Shetland Arts asks for bids to run cafe

Shetland Arts is inviting private businesses to bid to run its cafe at the Bonhoga Gallery as the council steps up its attempt to reduce the £430,000 public subsidy dished out to various other catering outlets in the isles.

The Mill Café, which opens six days a week throughout the year, has a gross turnover of more than £60,000 but has required a subsidy from Shetland Arts of around £6,000 in the last year and the organisation is advertising in The Shetland Times for any interested parties to come forward.

Director Gwilym Gibbons said his organisation had been consider­ing the move for some time and tenders were being invited to test the market because it is not Shetland Arts’ purpose to run cafes, but he was clear that if there was insuf­ficient private interest then its impor­tance in drawing visitors out to the gallery in Weisdale meant they would have to continue running it themselves.

The Mill Cafe has built up a good reputation in recent years but current chef James Martin – its only full-time employee – has recently deci­ded to move on to the Peerie Shop in Lerwick, which Mr Gibbons said made it a good time to consider a new model: “We’ve always had an intention to work with partners in catering services, offering it out to anybody that wants to come forward with regards to running a catering service.”

Shetland Arts’ decision comes after the development committee agreed on Thursday to undertake fur­ther investigation into how to reduce the drain on the public purse from other subsidised cafes.

Along with Bonhoga, those which formed the basis of a review by the economic development unit on behalf of the council and charit­able trust were the Horizons Cafe at Clickimin (which is set to close next month after its losses worsened in recent months), the same leisure centre’s Loch Bar, Islesburgh’s Blue Rock Cafe, Da Haaf Restaurant at NAFC Marine Centre and some of COPE Ltd’s catering.

Those establishments were given a combined subsidy of £429,400 in 2008/9 out of an overall turnover of £1.3 million, the overwhelming expense being £861,400 on the 49.5 full time equivalent staff members.

It was agreed at Thursday morn­ing’s meeting for head of economic development Neil Grant and his team to approach the organisations operating the cafes to discuss pos­sible options, including franchising out services and reducing or even removing the subsidies altogether.

Councillor Allison Duncan said he was “astounded” by the overheads being incurred by the cafes, a situa­tion which “cannot continue – the sooner this goes to be put out to the private sector the better”.

He asked for a detailed financial breakdown on each of the outlets but, even though they are all run by publicly-funded bodies, Mr Grant claimed it was not possible to reveal fuller information because “we have to be careful what we say” in relation to the various businesses.

SIC convener Sandy Cluness said it was important not to “leap at deciding franchising is the best case in every option” without getting more detailed knowledge of each individual case.

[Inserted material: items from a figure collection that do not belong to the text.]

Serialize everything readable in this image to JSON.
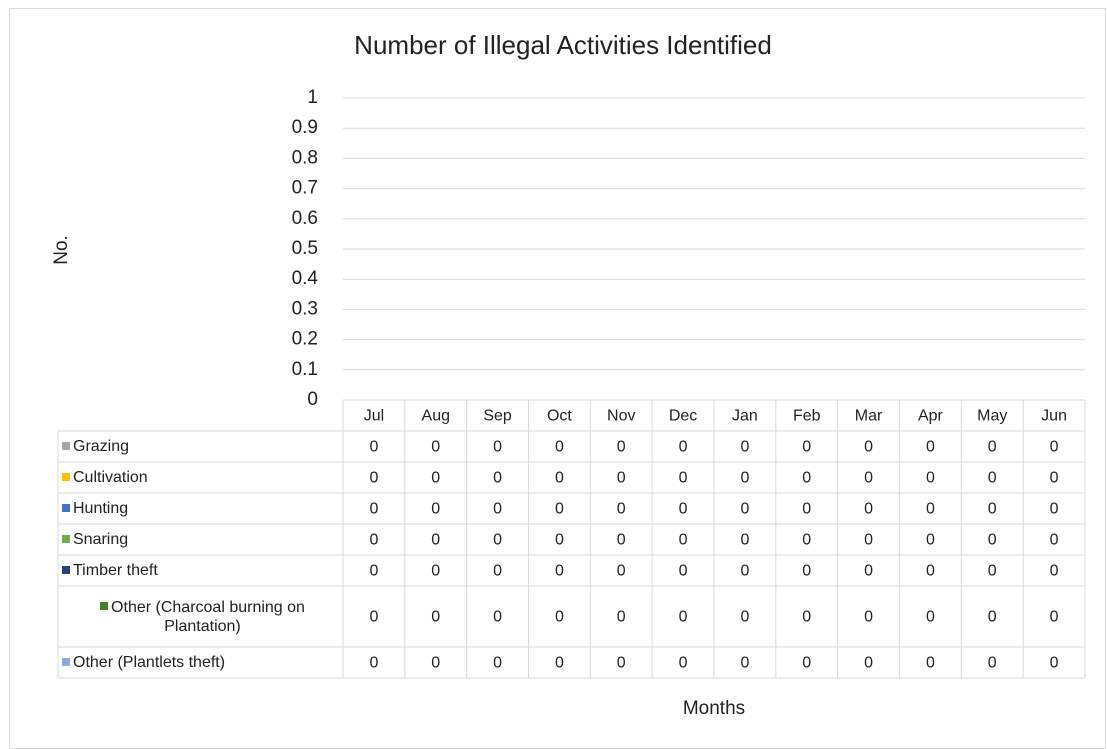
{
  "chart_data": {
    "type": "bar",
    "stacked": true,
    "title": "Number of Illegal Activities Identified",
    "y_label": "No.",
    "x_label": "Months",
    "categories": [
      "Jul",
      "Aug",
      "Sep",
      "Oct",
      "Nov",
      "Dec",
      "Jan",
      "Feb",
      "Mar",
      "Apr",
      "May",
      "Jun"
    ],
    "series": [
      {
        "name": "Grazing",
        "color": "#a5a5a5",
        "values": [
          0,
          0,
          0,
          0,
          0,
          0,
          0,
          0,
          0,
          0,
          0,
          0
        ]
      },
      {
        "name": "Cultivation",
        "color": "#ffc000",
        "values": [
          0,
          0,
          0,
          0,
          0,
          0,
          0,
          0,
          0,
          0,
          0,
          0
        ]
      },
      {
        "name": "Hunting",
        "color": "#4472c4",
        "values": [
          0,
          0,
          0,
          0,
          0,
          0,
          0,
          0,
          0,
          0,
          0,
          0
        ]
      },
      {
        "name": "Snaring",
        "color": "#70ad47",
        "values": [
          0,
          0,
          0,
          0,
          0,
          0,
          0,
          0,
          0,
          0,
          0,
          0
        ]
      },
      {
        "name": "Timber theft",
        "color": "#264478",
        "values": [
          0,
          0,
          0,
          0,
          0,
          0,
          0,
          0,
          0,
          0,
          0,
          0
        ]
      },
      {
        "name": "Other (Charcoal burning on Plantation)",
        "color": "#43802b",
        "values": [
          0,
          0,
          0,
          0,
          0,
          0,
          0,
          0,
          0,
          0,
          0,
          0
        ]
      },
      {
        "name": "Other (Plantlets theft)",
        "color": "#8faadc",
        "values": [
          0,
          0,
          0,
          0,
          0,
          0,
          0,
          0,
          0,
          0,
          0,
          0
        ]
      }
    ],
    "ylim": [
      0,
      1
    ],
    "yticks": [
      0,
      0.1,
      0.2,
      0.3,
      0.4,
      0.5,
      0.6,
      0.7,
      0.8,
      0.9,
      1
    ],
    "grid": true
  }
}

His motion was accepted without opposition, but all councillors seemed to agree with Caroline Miller that “there must be a move towards a reduction of public subsidy”.

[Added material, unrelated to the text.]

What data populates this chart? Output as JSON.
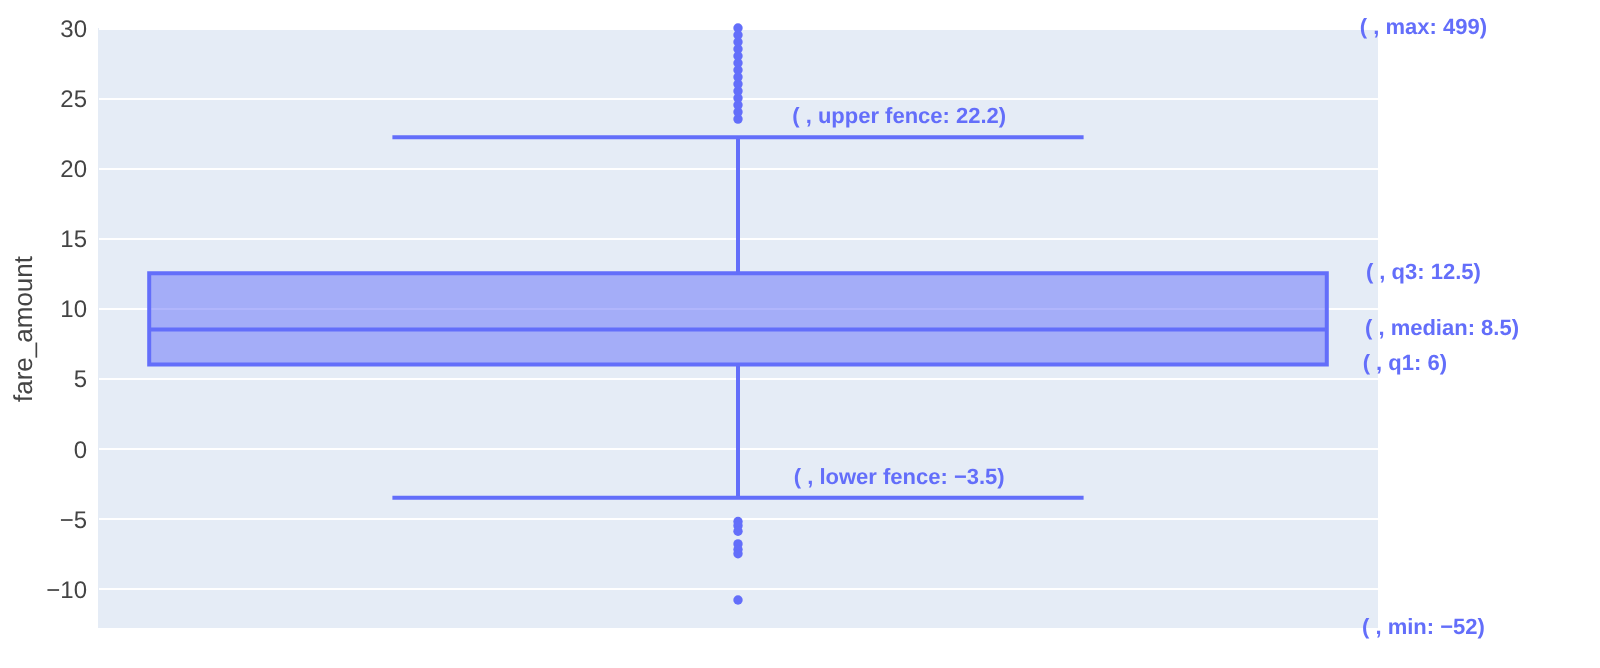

Former Islesburgh Trust trustee Gussie Angus agreed that “one size fits all” would not be a proper res­ponse. He recalled how the two cafes at Islesburgh had long been losing “vast” sums of money and said the review was long overdue because of the unfair competition it created with private catering. “We’ve made a big mistake,” he said. “We have to think very care­fully about whether subsidising public lunches is the best use of our diminishing resources.”

Concern was expressed, most forcefully by Lerwick South member Cecil Smith, about the prospect of the Horizons Cafe at Clickimin shut­ting its doors.

That decision was taken by Shetland Recreational Trust because of increasing pressure on its budget and in the realisation that it is unlikely to get further public subsidy to keep the operation going. “It’ll be a big disaster if we have to see that place closing,” he said. “We have to find a way forward.”